Shared macro exposure, not structural convergence
Bitcoin’s recent price movements alongside US software stocks probably reflect shared exposure to broader economic conditions rather than any deep structural connection. That’s according to Greg Cipolaro, head of research at financial services firm NYDIG, who published a note on Friday addressing what he sees as an overblown narrative.
In the past week, Bitcoin rallied in tandem with software stocks, leading many observers to claim the cryptocurrency was acting as a proxy for the tech sector. But Cipolaro thinks this interpretation misses the mark. “While the visual fit of their indexed price is compelling, the conclusion that Bitcoin and software equities have structurally converged, or that they share common exposure to themes such as AI or quantum risk, is overstated,” he wrote.
Most Bitcoin price movement remains unexplained
What’s happening, perhaps, is that both asset classes are responding to the same macroeconomic environment. Cipolaro suggests the tandem rally “more plausibly reflects shared exposure to the current macro regime, specifically long-duration, liquidity-sensitive risk assets, rather than evidence of a structural convergence between Bitcoin and software equities.”
Here’s where it gets interesting. Even with Bitcoin’s correlations to software stocks rising on a 90-day rolling basis since early October, and correlations with the S&P 500 and Nasdaq also increasing recently, “the majority of Bitcoin’s price movement remains unexplained by equities.” Statistically speaking, only about a quarter of Bitcoin’s price movements can be explained by stock market correlations. The other 75% or so comes from drivers outside traditional indices.
Not acting like digital gold, but still distinct
This might explain something that’s been puzzling some market watchers. Bitcoin isn’t really behaving like a hedge against macroeconomic conditions, which accounts for “the ongoing frustration around Bitcoin’s failure to ‘act like gold’ despite the digital gold label.” Instead, traders seem to be allocating along a risk curve rather than buying Bitcoin based on a specific monetary thesis.

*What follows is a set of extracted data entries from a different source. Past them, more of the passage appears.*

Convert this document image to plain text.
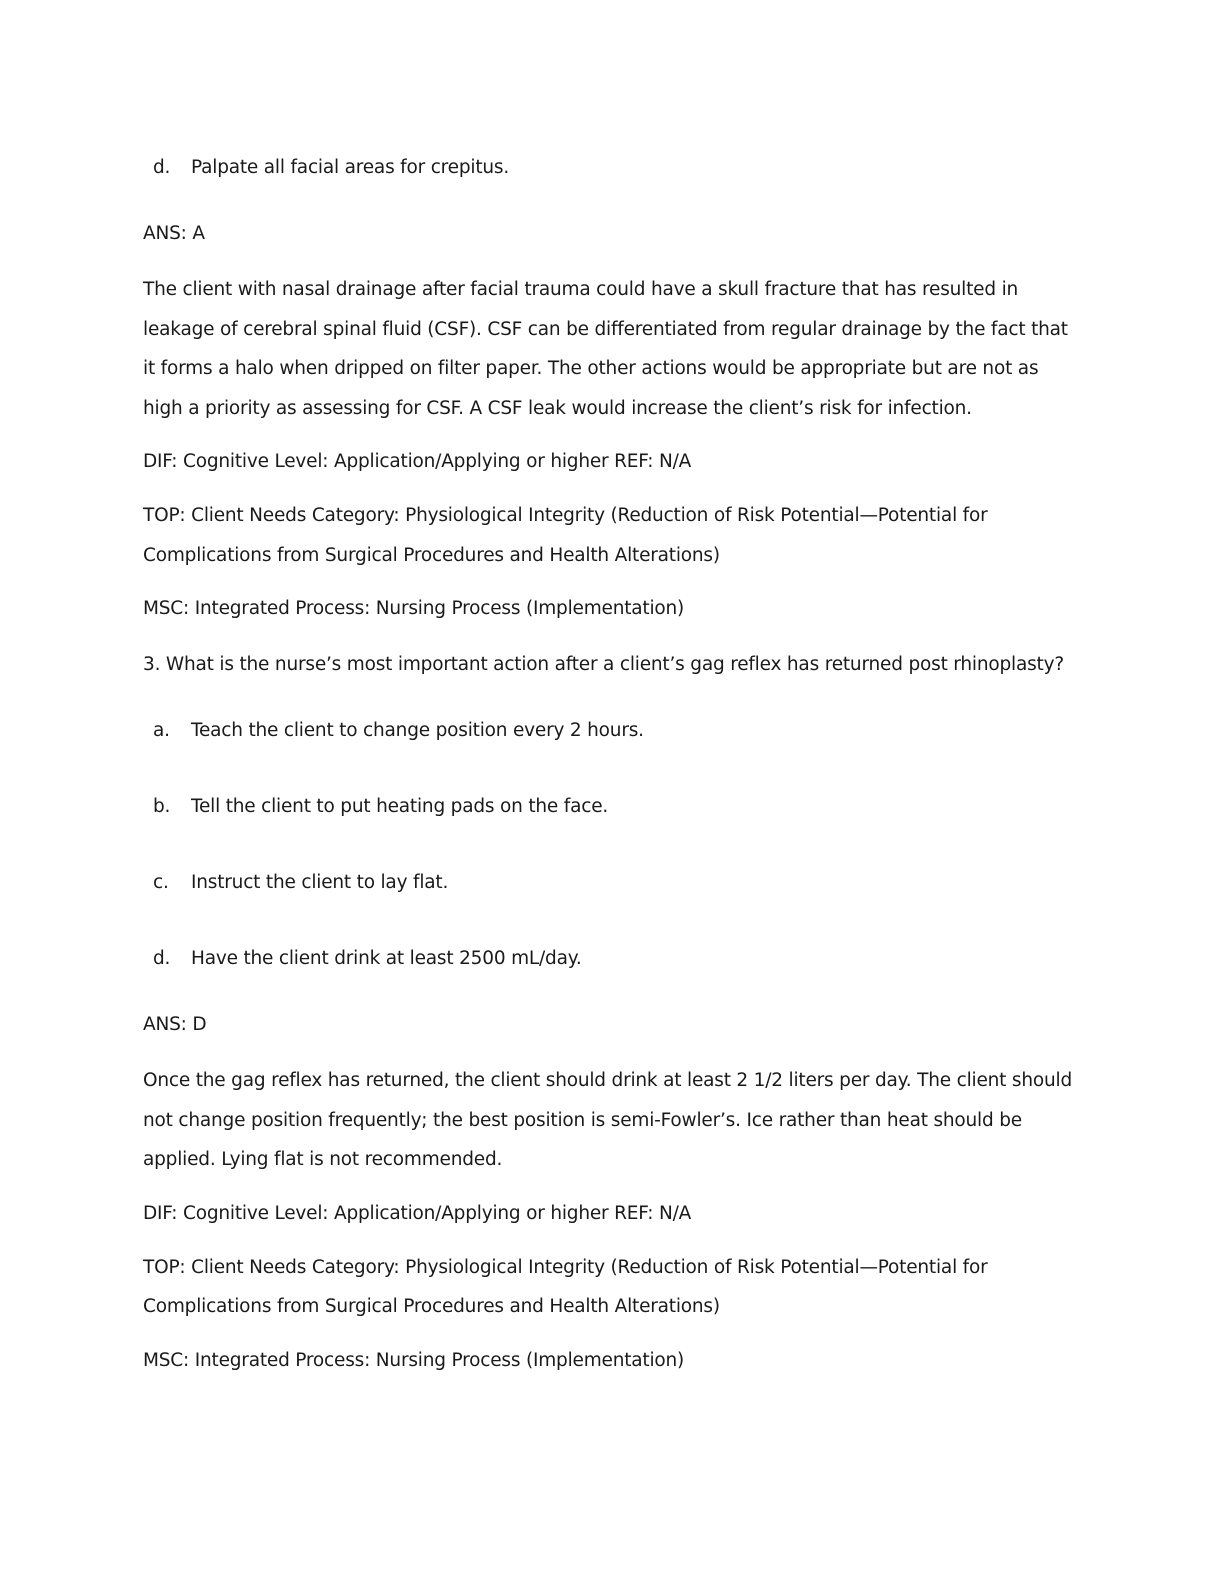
d.	Palpate all facial areas for crepitus.

ANS: A

The client with nasal drainage after facial trauma could have a skull fracture that has resulted in leakage of cerebral spinal fluid (CSF). CSF can be differentiated from regular drainage by the fact that it forms a halo when dripped on filter paper. The other actions would be appropriate but are not as high a priority as assessing for CSF. A CSF leak would increase the client’s risk for infection.

DIF: Cognitive Level: Application/Applying or higher REF: N/A

TOP: Client Needs Category: Physiological Integrity (Reduction of Risk Potential—Potential for Complications from Surgical Procedures and Health Alterations)

MSC: Integrated Process: Nursing Process (Implementation)

3. What is the nurse’s most important action after a client’s gag reflex has returned post rhinoplasty?

a.	Teach the client to change position every 2 hours.
b.	Tell the client to put heating pads on the face.
c.	Instruct the client to lay flat.
d.	Have the client drink at least 2500 mL/day.

ANS: D

Once the gag reflex has returned, the client should drink at least 2 1/2 liters per day. The client should not change position frequently; the best position is semi-Fowler’s. Ice rather than heat should be applied. Lying flat is not recommended.

DIF: Cognitive Level: Application/Applying or higher REF: N/A

TOP: Client Needs Category: Physiological Integrity (Reduction of Risk Potential—Potential for Complications from Surgical Procedures and Health Alterations)

MSC: Integrated Process: Nursing Process (Implementation)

But Cipolaro maintains that Bitcoin still has its own distinct market structure and economic drivers. Network activity, adoption trends, regulatory developments—these factors make Bitcoin different from other assets. “That differentiation supports bitcoin’s role as a portfolio diversifier,” he noted. “While cross-asset correlations with equities are currently elevated, they remain far from determinative of bitcoin’s returns.”
So what we’re seeing might be temporary alignment rather than permanent convergence. The correlations exist, sure, but they don’t tell the whole story. Most of what moves Bitcoin’s price comes from somewhere else entirely. It’s a reminder that while Bitcoin sometimes moves with traditional markets, it still marches to its own beat more often than not.